Monday, May 21, 2007

Are Saudis setting up a monopoly by Buying GE Plastics?






Forbes

Saudis Buying GE Plastics
Parmy Olson
May 18 2007

General Electric

LONDON - General Electric is set to sell its plastics division to Saudi Basic Industries, Saudi Arabia's largest industrial firm, an official source told Forbes.com on Friday. GE Plastics had originally been expected to sell for around $10 billion, but reports say the unit could fetch as much as $11 billion. A source close to the situation would not confirm the transaction's value but said the deal would be announced Monday.

SABIC is one of the world's largest makers of polyethylene and polypropylene, materials that are heavily used in consumer products like plastic grocery bags, packaging and bottles. Its first-quarter profits jumped 50% to $1.7 billion, and it saw revenues of $23 billion last year.
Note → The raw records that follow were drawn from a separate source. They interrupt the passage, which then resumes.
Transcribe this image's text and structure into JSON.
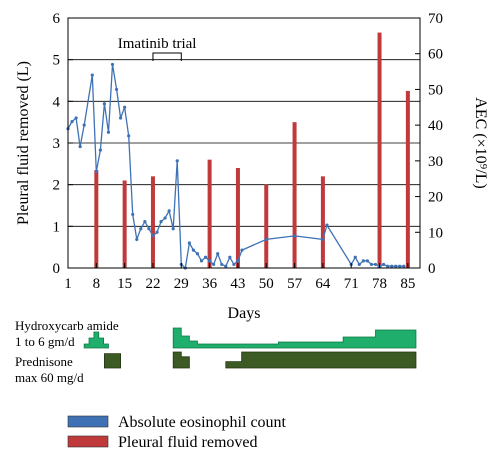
{
  "chart_data": {
    "type": "bar+line",
    "x_axis": {
      "label": "Days",
      "range": [
        1,
        88
      ],
      "ticks": [
        1,
        8,
        15,
        22,
        29,
        36,
        43,
        50,
        57,
        64,
        71,
        78,
        85
      ]
    },
    "y_left": {
      "label": "Pleural fluid removed (L)",
      "range": [
        0,
        6
      ],
      "ticks": [
        0,
        1,
        2,
        3,
        4,
        5,
        6
      ]
    },
    "y_right": {
      "label": "AEC (×10⁹/L)",
      "range": [
        0,
        70
      ],
      "ticks": [
        0,
        10,
        20,
        30,
        40,
        50,
        60,
        70
      ]
    },
    "gridlines": "horizontal at left-axis ticks",
    "series": [
      {
        "name": "Pleural fluid removed",
        "type": "bar",
        "axis": "left",
        "color": "#c0393b",
        "x": [
          8,
          15,
          22,
          36,
          43,
          50,
          57,
          64,
          78,
          85
        ],
        "values": [
          2.35,
          2.1,
          2.2,
          2.6,
          2.4,
          2.0,
          3.5,
          2.2,
          5.65,
          4.25
        ]
      },
      {
        "name": "Absolute eosinophil count",
        "type": "line",
        "axis": "right",
        "color": "#3f72b5",
        "x": [
          1,
          2,
          3,
          4,
          5,
          7,
          8,
          9,
          10,
          11,
          12,
          13,
          14,
          15,
          16,
          17,
          18,
          19,
          20,
          21,
          22,
          23,
          24,
          25,
          26,
          27,
          28,
          29,
          30,
          31,
          32,
          33,
          34,
          35,
          36,
          37,
          38,
          39,
          40,
          41,
          42,
          43,
          44,
          50,
          57,
          64,
          65,
          71,
          72,
          73,
          74,
          75,
          76,
          77,
          78,
          79,
          80,
          81,
          82,
          83,
          84
        ],
        "values": [
          39,
          41,
          42,
          34,
          40,
          54,
          27,
          33,
          46,
          38,
          57,
          50,
          42,
          45,
          37,
          15,
          8,
          11,
          13,
          11,
          9,
          10,
          13,
          14,
          16,
          11,
          30,
          1,
          0,
          7,
          5,
          4,
          2,
          3,
          2,
          1,
          4,
          1,
          0.5,
          3,
          1,
          2,
          5,
          8,
          9,
          8,
          12,
          1,
          3,
          1,
          2,
          2,
          1,
          1,
          0.5,
          1,
          0.5,
          0.5,
          0.5,
          0.5,
          0.5
        ]
      }
    ],
    "annotations": [
      {
        "text": "Imatinib trial",
        "x_start": 22,
        "x_end": 29
      }
    ],
    "legend": {
      "placement": "bottom",
      "entries": [
        {
          "label": "Absolute eosinophil count",
          "color": "#3f72b5"
        },
        {
          "label": "Pleural fluid removed",
          "color": "#c0393b"
        }
      ]
    },
    "treatments": [
      {
        "label_lines": [
          "Hydroxycarb amide",
          "1 to 6 gm/d"
        ],
        "color": "#1fae6b",
        "stroke": "#0e7a43",
        "segments": [
          {
            "start": 5,
            "end": 11,
            "profile": [
              0.2,
              0.5,
              0.8,
              0.5,
              0.2
            ]
          },
          {
            "start": 27,
            "end": 87,
            "profile": [
              1.0,
              0.6,
              0.35,
              0.2,
              0.2,
              0.2,
              0.2,
              0.2,
              0.2,
              0.2,
              0.2,
              0.2,
              0.2,
              0.3,
              0.3,
              0.3,
              0.3,
              0.3,
              0.3,
              0.3,
              0.3,
              0.55,
              0.55,
              0.55,
              0.55,
              0.9,
              0.9,
              0.9,
              0.9,
              0.9
            ]
          }
        ]
      },
      {
        "label_lines": [
          "Prednisone",
          "max 60 mg/d"
        ],
        "color": "#3c5a24",
        "stroke": "#223512",
        "segments": [
          {
            "start": 10,
            "end": 14,
            "profile": [
              0.9
            ]
          },
          {
            "start": 27,
            "end": 31,
            "profile": [
              1.0,
              0.7
            ]
          },
          {
            "start": 40,
            "end": 87,
            "profile": [
              0.4,
              1.0,
              1.0,
              1.0,
              1.0,
              1.0,
              1.0,
              1.0,
              1.0,
              1.0,
              1.0,
              1.0
            ]
          }
        ]
      }
    ]
  }
}
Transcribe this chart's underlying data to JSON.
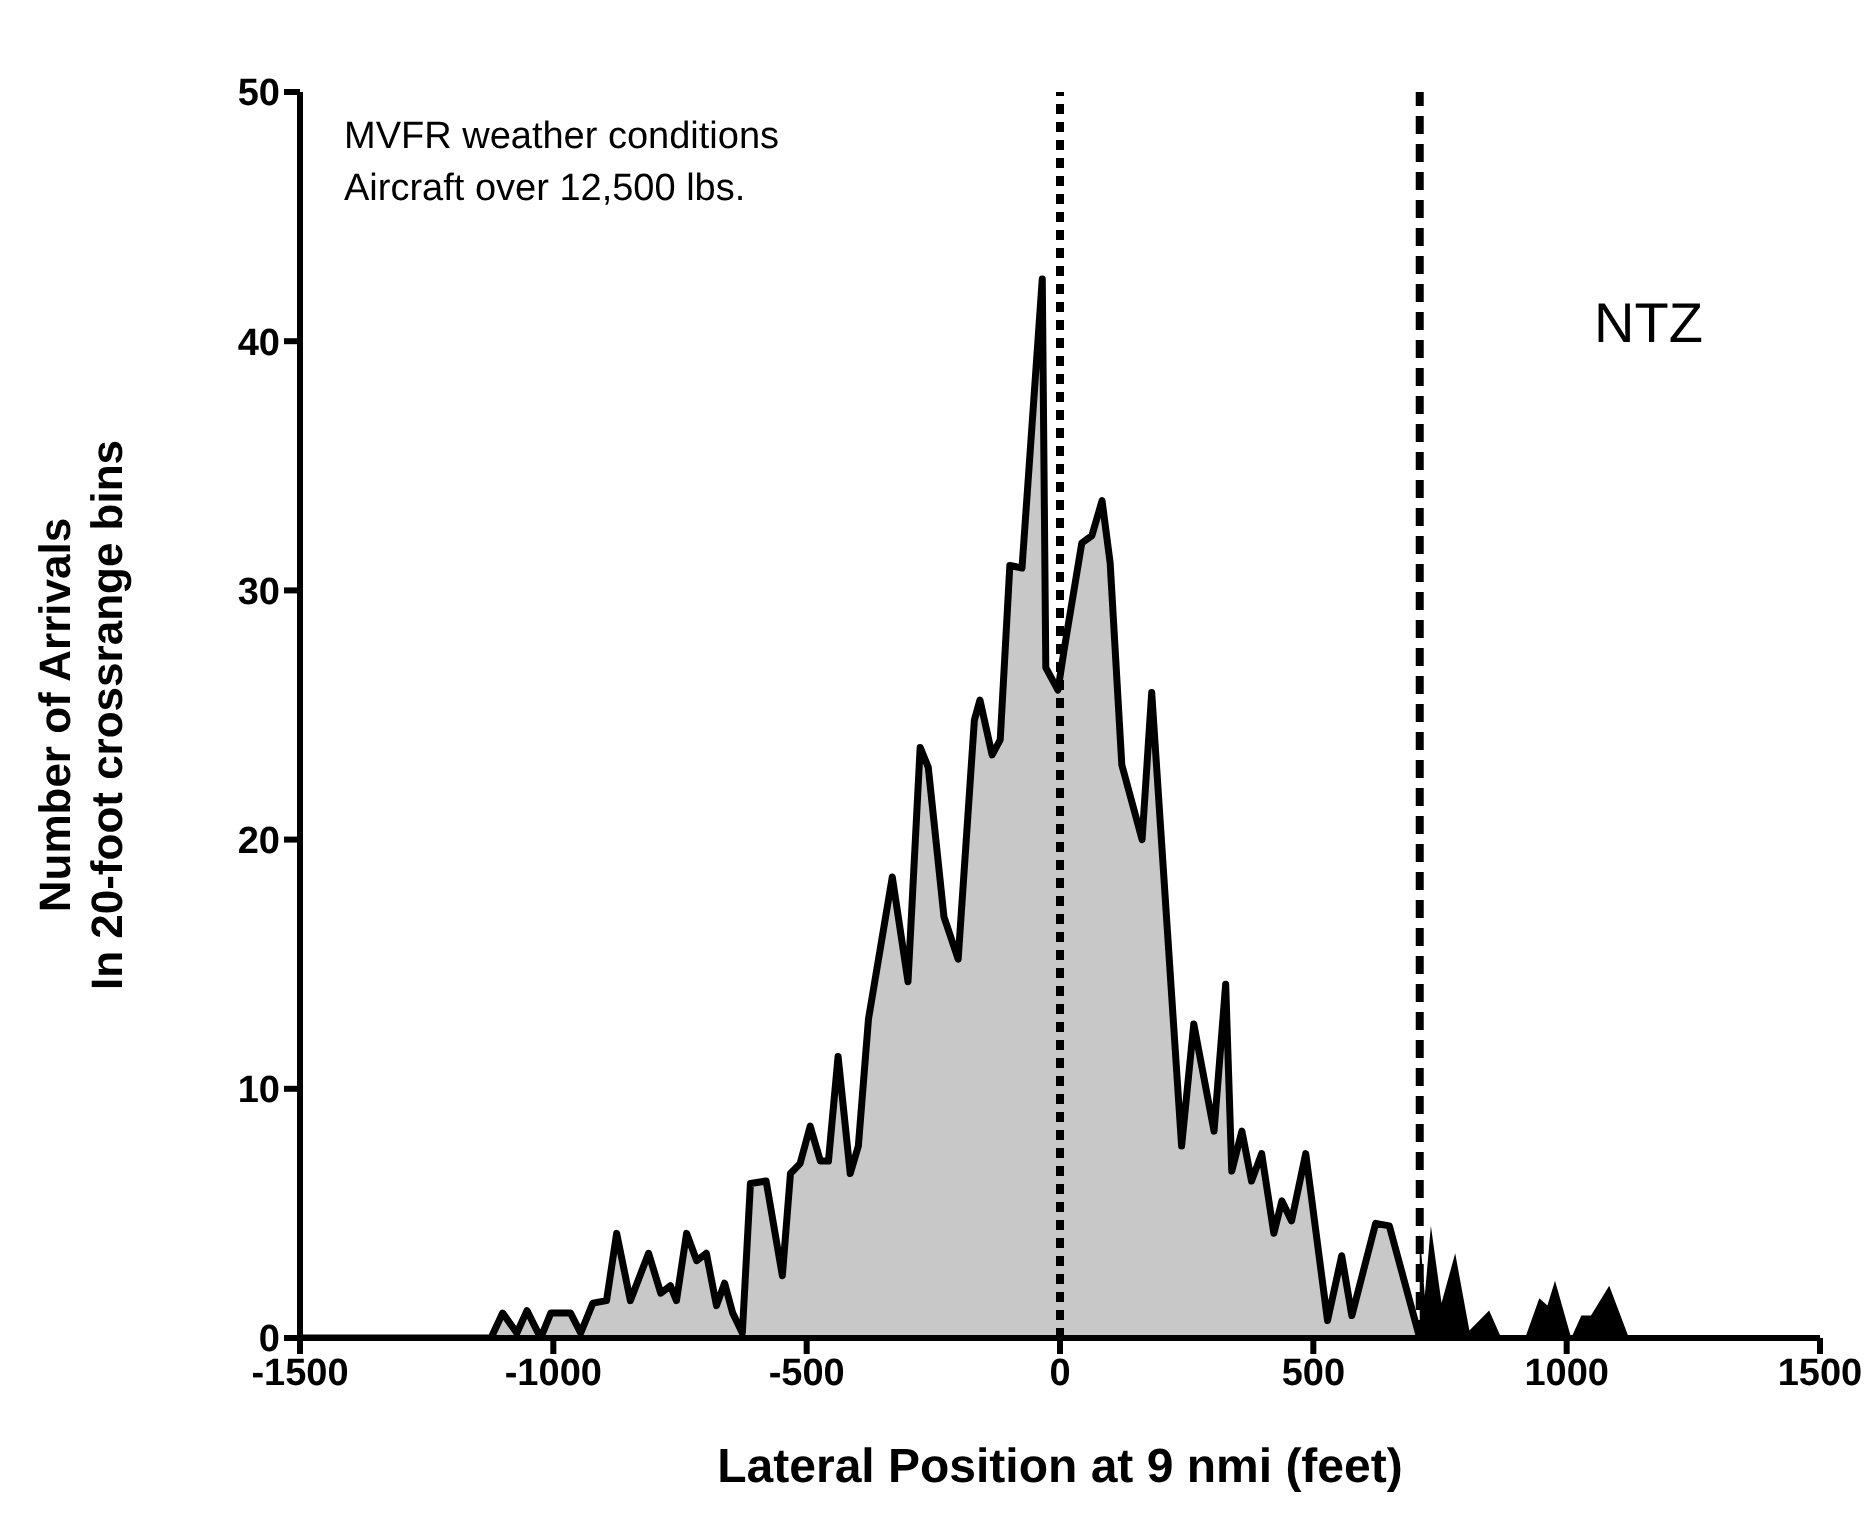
{
  "chart_data": {
    "type": "area",
    "xlabel": "Lateral Position at 9 nmi (feet)",
    "ylabel": "Number of Arrivals\nIn 20-foot crossrange bins",
    "xlim": [
      -1500,
      1500
    ],
    "xticks": [
      -1500,
      -1000,
      -500,
      0,
      500,
      1000,
      1500
    ],
    "ylim": [
      0,
      50
    ],
    "yticks": [
      0,
      10,
      20,
      30,
      40,
      50
    ],
    "legend": false,
    "marker": "none",
    "line_style": "solid",
    "series": [
      {
        "color": "#c8c8c8",
        "x": [
          -1500,
          -1123,
          -1100,
          -1072,
          -1052,
          -1025,
          -1005,
          -966,
          -946,
          -922,
          -895,
          -875,
          -848,
          -812,
          -788,
          -769,
          -757,
          -737,
          -717,
          -698,
          -678,
          -662,
          -646,
          -627,
          -611,
          -580,
          -548,
          -532,
          -513,
          -493,
          -473,
          -457,
          -438,
          -414,
          -398,
          -378,
          -331,
          -300,
          -276,
          -260,
          -229,
          -201,
          -169,
          -158,
          -134,
          -118,
          -99,
          -75,
          -35,
          -28,
          -4,
          8,
          43,
          63,
          83,
          99,
          122,
          162,
          181,
          240,
          264,
          304,
          327,
          339,
          359,
          378,
          398,
          422,
          438,
          457,
          485,
          528,
          556,
          576,
          623,
          650,
          710
        ],
        "values": [
          0,
          0,
          1,
          0.2,
          1.1,
          0,
          1,
          1,
          0.2,
          1.4,
          1.5,
          4.2,
          1.5,
          3.4,
          1.8,
          2.1,
          1.5,
          4.2,
          3.1,
          3.4,
          1.3,
          2.2,
          1,
          0.2,
          6.2,
          6.3,
          2.5,
          6.6,
          7,
          8.5,
          7.1,
          7.1,
          11.3,
          6.6,
          7.7,
          12.8,
          18.5,
          14.3,
          23.7,
          22.9,
          16.9,
          15.2,
          24.8,
          25.6,
          23.4,
          24,
          31,
          30.9,
          42.5,
          26.9,
          26,
          27.6,
          31.9,
          32.2,
          33.6,
          31.1,
          23,
          20,
          25.9,
          7.7,
          12.6,
          8.3,
          14.2,
          6.7,
          8.3,
          6.3,
          7.4,
          4.2,
          5.5,
          4.7,
          7.4,
          0.7,
          3.3,
          0.9,
          4.6,
          4.5,
          0
        ]
      },
      {
        "color": "#000000",
        "x": [
          710,
          720,
          732,
          753,
          780,
          808,
          847,
          871,
          918,
          946,
          962,
          977,
          1009,
          1029,
          1048,
          1084,
          1123,
          1500
        ],
        "values": [
          4.2,
          1.7,
          4.5,
          1.4,
          3.4,
          0.3,
          1.1,
          0,
          0,
          1.6,
          1.3,
          2.3,
          0,
          0.9,
          0.9,
          2.1,
          0,
          0
        ]
      }
    ],
    "ref_lines": [
      {
        "axis": "x",
        "value": 0,
        "line_style": "dotted",
        "color": "#000000"
      },
      {
        "axis": "x",
        "value": 710,
        "line_style": "dashed",
        "color": "#000000"
      }
    ],
    "annotations": [
      "MVFR weather conditions",
      "Aircraft over 12,500 lbs.",
      "NTZ"
    ]
  }
}
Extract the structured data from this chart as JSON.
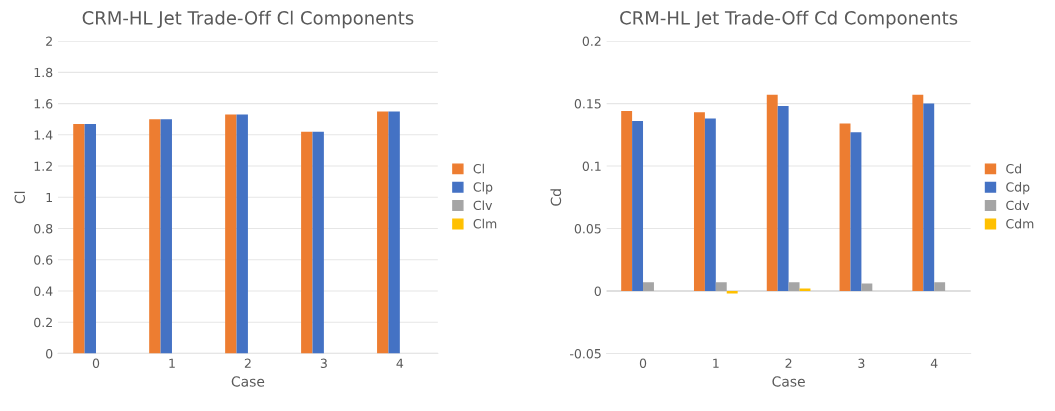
{
  "chart_data": [
    {
      "type": "bar",
      "title": "CRM-HL Jet Trade-Off Cl Components",
      "xlabel": "Case",
      "ylabel": "Cl",
      "categories": [
        "0",
        "1",
        "2",
        "3",
        "4"
      ],
      "series": [
        {
          "name": "Cl",
          "color": "#ed7d31",
          "values": [
            1.47,
            1.5,
            1.53,
            1.42,
            1.55
          ]
        },
        {
          "name": "Clp",
          "color": "#4472c4",
          "values": [
            1.47,
            1.5,
            1.53,
            1.42,
            1.55
          ]
        },
        {
          "name": "Clv",
          "color": "#a5a5a5",
          "values": [
            0,
            0,
            0,
            0,
            0
          ]
        },
        {
          "name": "Clm",
          "color": "#ffc000",
          "values": [
            0,
            0,
            0,
            0,
            0
          ]
        }
      ],
      "ylim": [
        0,
        2
      ],
      "yticks": [
        0,
        0.2,
        0.4,
        0.6,
        0.8,
        1,
        1.2,
        1.4,
        1.6,
        1.8,
        2
      ],
      "grid": "y",
      "legend": "right"
    },
    {
      "type": "bar",
      "title": "CRM-HL Jet Trade-Off Cd Components",
      "xlabel": "Case",
      "ylabel": "Cd",
      "categories": [
        "0",
        "1",
        "2",
        "3",
        "4"
      ],
      "series": [
        {
          "name": "Cd",
          "color": "#ed7d31",
          "values": [
            0.144,
            0.143,
            0.157,
            0.134,
            0.157
          ]
        },
        {
          "name": "Cdp",
          "color": "#4472c4",
          "values": [
            0.136,
            0.138,
            0.148,
            0.127,
            0.15
          ]
        },
        {
          "name": "Cdv",
          "color": "#a5a5a5",
          "values": [
            0.007,
            0.007,
            0.007,
            0.006,
            0.007
          ]
        },
        {
          "name": "Cdm",
          "color": "#ffc000",
          "values": [
            0,
            -0.002,
            0.002,
            0,
            0
          ]
        }
      ],
      "ylim": [
        -0.05,
        0.2
      ],
      "yticks": [
        -0.05,
        0,
        0.05,
        0.1,
        0.15,
        0.2
      ],
      "grid": "y",
      "legend": "right"
    }
  ]
}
The company is 70% owned by the Saudi government and 30% owned by private investors in the Middle East. One cost advantage it has over competitors like Shell Chemicals, Exxon Mobil Chemical and Basell Holdings is the relative ease with which it can get access to cheap and abundant supplies of oil and natural gas in the region.

Its close proximity to fast-growing China and India, where demand for industrial materials is booming, also gives it the upper hand on transport costs.

SABIC in acquiring GE Plastics is apparently setting the stage for more ties to China and India, and is investing in petro chemical and plastics industries there. This will set China up for the increasing use of plastics in automobile manufacture etc., while giving Saudi Arabia a means of using their main resource (oil) for manufacturing their own raw plastics.

This looks like a win win situation for Saudi Arabia and China, but not so good for the US. We will be paying more for oil and plastics both, while trying to put more energy effecient automobiles and trucks on the market. They have allready been invented many years ago, and our Corporate Government will be forced to put them on the market, but if we don't get on track, we'll be buying them from Japan and China.

Sabic plans $1bn China petrochem investment

19th May 2007

BEIJING: Saudi Basic Industries Corporation (Sabic), the world's largest petrochemical firm by market value, may invest just over $1 billion in a petrochemical plant in China, a senior industry source said yesterday.

The deal, likely to be finalised in days, will mark a breakthrough for international companies seeking a foothold in China's fast expanding petrochemical market as it comes at a time when Beijing appeared to be shifting to self-reliance in building the booming sector.

Under the pact Sabic would join its Chinese partner, state-run Sinopec Corporation in building a one million tonne a year naphtha cracker to produce ethylene, a key building block for petrochemicals, in the northern city of Tianjin, the source said.

Sabic would also own a 50 per cent stake in two production lines of polyethylene - raw material for plastics - and one mono ethylene glycol facility, an intermediate for chemical fibre, with total investment worth some $500 million, the source said.


From fuel tanks to wire harness and from instrument panels to exciting new molded windshields, virtually every current and developmental plastic component
for vehicles will be represented by technologies at
NPE 2006: The International Plastics Showcase.

1 comment:

  1. Hey Geezer!

    Where have you been?

    This is an excellent story! Are you gonna post it on my blog? ;)

    How come your blogger profile is gone?